Aside from deeper moral considerations, Kanye West is also very annoying to many people, and this too makes them uncomfortable. They’re too invested in the notion of mental illness as a kind of beautiful madness, as a cool and free-spirited way to live free from society’s conformity. In fact mentally ill people are very, very often deeply annoying. Trust me. Pathetic is another word that I’d use, to describe many people with psychiatric disorders. No romance to be found. A psychotic person is only sometimes dangerous, but they’re always annoying. Adjust your perceptions accordingly.
The only way we get out of this mess is by rejecting the idea that being mentally ill or having a disability generally is a form of identity category like being Black or a woman or gay; that idea has proven to be ruinous. We have to stop acting like diagnoses are items on an ala carte menu, to pick and choose for the purpose of farming attention and sympathy and to define the self.
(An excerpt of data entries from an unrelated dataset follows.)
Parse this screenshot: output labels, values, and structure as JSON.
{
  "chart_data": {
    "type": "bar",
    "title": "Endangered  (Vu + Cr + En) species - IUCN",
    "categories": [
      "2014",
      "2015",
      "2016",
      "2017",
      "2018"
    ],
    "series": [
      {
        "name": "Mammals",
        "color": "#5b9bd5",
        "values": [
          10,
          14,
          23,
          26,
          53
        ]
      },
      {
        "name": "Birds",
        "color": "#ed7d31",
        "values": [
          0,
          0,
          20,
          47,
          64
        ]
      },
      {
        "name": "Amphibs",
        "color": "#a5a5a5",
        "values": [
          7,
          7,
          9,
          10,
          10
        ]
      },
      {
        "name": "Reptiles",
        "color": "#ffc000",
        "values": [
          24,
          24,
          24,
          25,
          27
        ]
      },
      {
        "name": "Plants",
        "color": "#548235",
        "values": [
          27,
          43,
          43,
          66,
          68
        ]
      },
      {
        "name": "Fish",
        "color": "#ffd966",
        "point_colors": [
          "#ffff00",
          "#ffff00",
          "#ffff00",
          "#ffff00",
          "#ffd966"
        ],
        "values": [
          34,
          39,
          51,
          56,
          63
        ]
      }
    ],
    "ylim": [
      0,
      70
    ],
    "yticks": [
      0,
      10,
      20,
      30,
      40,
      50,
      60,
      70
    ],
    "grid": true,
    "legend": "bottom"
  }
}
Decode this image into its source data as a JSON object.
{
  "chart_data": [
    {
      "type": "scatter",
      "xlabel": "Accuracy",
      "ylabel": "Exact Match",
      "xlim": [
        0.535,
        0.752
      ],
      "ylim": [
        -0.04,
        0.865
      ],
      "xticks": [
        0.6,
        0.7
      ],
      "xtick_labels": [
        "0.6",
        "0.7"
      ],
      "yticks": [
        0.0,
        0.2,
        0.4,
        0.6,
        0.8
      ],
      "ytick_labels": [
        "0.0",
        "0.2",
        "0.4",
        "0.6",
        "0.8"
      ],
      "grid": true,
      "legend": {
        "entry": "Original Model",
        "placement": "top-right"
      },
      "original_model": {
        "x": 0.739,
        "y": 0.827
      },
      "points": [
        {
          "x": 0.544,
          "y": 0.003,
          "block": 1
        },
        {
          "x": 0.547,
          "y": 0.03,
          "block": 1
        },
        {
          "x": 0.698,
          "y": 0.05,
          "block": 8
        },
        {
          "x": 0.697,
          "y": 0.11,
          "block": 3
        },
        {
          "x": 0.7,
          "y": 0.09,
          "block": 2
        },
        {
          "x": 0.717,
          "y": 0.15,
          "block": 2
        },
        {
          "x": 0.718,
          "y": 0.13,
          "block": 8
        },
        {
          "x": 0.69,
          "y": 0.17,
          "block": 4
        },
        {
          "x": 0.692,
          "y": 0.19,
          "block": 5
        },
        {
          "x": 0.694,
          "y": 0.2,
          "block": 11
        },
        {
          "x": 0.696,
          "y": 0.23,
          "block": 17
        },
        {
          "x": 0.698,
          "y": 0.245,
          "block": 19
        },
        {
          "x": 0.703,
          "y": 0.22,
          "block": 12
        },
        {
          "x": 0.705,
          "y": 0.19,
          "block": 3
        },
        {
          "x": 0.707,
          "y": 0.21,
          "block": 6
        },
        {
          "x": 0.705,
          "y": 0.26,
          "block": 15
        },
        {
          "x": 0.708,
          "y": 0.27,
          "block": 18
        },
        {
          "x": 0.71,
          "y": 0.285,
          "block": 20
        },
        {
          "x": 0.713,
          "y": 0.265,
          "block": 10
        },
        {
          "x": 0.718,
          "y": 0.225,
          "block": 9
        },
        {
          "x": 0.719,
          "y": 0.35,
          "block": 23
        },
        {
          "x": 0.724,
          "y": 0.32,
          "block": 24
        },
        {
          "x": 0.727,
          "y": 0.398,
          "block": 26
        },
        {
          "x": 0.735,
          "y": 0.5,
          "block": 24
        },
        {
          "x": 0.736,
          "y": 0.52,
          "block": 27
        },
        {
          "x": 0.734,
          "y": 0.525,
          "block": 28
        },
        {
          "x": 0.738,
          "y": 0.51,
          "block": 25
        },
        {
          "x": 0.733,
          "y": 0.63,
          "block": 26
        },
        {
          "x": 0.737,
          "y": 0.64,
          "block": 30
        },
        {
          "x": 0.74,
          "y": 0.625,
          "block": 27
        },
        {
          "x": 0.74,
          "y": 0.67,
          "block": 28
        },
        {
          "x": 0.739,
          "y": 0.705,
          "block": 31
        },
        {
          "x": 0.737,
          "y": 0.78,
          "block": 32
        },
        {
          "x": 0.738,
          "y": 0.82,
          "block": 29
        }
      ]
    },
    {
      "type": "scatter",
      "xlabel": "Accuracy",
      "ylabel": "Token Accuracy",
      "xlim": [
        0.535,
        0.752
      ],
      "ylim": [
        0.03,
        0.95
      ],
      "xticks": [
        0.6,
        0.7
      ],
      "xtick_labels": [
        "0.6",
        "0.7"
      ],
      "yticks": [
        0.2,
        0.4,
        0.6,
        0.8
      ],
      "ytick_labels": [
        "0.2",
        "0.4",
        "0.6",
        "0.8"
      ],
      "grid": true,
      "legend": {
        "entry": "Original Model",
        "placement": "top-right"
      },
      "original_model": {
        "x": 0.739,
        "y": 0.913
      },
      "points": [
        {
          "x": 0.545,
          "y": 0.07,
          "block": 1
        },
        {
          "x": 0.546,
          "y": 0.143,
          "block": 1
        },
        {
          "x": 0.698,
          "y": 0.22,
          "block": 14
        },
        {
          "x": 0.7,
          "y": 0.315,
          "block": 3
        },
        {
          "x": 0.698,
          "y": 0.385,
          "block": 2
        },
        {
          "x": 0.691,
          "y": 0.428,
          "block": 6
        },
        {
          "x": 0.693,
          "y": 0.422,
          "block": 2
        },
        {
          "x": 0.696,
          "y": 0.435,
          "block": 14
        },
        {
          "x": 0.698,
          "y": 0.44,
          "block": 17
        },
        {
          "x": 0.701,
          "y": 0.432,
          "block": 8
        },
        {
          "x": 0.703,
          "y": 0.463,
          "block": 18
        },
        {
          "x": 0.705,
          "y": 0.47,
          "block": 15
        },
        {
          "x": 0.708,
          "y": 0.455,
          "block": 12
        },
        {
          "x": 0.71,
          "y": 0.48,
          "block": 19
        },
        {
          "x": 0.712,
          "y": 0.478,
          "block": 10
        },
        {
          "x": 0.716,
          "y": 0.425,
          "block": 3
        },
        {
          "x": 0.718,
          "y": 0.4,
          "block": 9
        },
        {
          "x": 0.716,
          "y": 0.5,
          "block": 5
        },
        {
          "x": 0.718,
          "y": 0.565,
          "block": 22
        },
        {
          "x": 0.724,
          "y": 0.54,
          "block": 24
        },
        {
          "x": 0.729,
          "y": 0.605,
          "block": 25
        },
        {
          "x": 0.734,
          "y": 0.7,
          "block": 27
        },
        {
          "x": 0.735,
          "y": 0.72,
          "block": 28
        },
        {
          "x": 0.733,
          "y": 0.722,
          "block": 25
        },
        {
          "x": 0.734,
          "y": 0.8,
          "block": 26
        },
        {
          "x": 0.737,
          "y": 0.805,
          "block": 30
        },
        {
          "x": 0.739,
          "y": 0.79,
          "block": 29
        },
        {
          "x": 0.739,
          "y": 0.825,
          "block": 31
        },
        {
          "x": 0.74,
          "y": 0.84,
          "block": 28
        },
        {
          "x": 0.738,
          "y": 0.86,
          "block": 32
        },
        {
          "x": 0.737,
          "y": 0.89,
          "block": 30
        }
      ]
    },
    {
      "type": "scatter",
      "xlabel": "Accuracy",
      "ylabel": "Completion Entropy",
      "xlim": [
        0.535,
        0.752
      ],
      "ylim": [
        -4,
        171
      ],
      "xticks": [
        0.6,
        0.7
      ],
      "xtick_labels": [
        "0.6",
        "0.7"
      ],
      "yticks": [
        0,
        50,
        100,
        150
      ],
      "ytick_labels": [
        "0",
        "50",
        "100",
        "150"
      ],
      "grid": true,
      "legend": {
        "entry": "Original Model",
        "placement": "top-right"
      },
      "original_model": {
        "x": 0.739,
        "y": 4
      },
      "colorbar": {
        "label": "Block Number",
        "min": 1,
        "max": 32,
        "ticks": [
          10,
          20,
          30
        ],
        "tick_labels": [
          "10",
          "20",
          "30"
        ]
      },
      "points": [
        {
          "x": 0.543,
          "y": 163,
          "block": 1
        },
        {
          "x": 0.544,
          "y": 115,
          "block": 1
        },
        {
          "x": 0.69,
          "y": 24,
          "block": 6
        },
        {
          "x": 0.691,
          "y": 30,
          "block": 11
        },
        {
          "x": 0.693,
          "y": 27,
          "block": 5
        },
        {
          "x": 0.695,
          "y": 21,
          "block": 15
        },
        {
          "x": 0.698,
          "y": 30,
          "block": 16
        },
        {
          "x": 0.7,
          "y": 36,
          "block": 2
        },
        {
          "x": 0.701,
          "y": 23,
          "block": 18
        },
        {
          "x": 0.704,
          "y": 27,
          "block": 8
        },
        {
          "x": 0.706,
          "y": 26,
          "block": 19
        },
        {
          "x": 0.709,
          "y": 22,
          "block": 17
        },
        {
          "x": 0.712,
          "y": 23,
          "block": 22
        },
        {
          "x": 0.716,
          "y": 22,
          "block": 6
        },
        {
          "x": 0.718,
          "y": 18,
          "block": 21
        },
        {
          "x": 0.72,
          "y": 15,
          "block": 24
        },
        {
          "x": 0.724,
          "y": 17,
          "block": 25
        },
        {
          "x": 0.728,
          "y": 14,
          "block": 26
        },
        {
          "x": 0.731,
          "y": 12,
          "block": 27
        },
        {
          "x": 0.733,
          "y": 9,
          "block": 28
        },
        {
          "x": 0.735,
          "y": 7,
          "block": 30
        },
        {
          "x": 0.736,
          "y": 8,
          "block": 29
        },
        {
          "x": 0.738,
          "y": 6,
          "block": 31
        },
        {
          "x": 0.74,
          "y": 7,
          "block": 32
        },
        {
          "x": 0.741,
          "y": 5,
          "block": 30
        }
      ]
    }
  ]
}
We have to do whatever we can to reject the notion that disabilities are lovable little quirks that define the self, rather than unfortunate hindrances that we should get rid of if we can or, if we can’t, ameliorate with appropriate policy. And we have to stop demanding that the world fit into our rigid binary beliefs in good and bad, in blameless victims and awful oppressors. The world’s more complicated than that, particularly regarding the broken mind.
Again, I have no inside knowledge when it comes to West, can’t diagnose him or read his mind, and have very limited ability to understand him. But people who talk like he talks and acts like he acts and go unmedicated for as long as he have tend to end up killing themselves.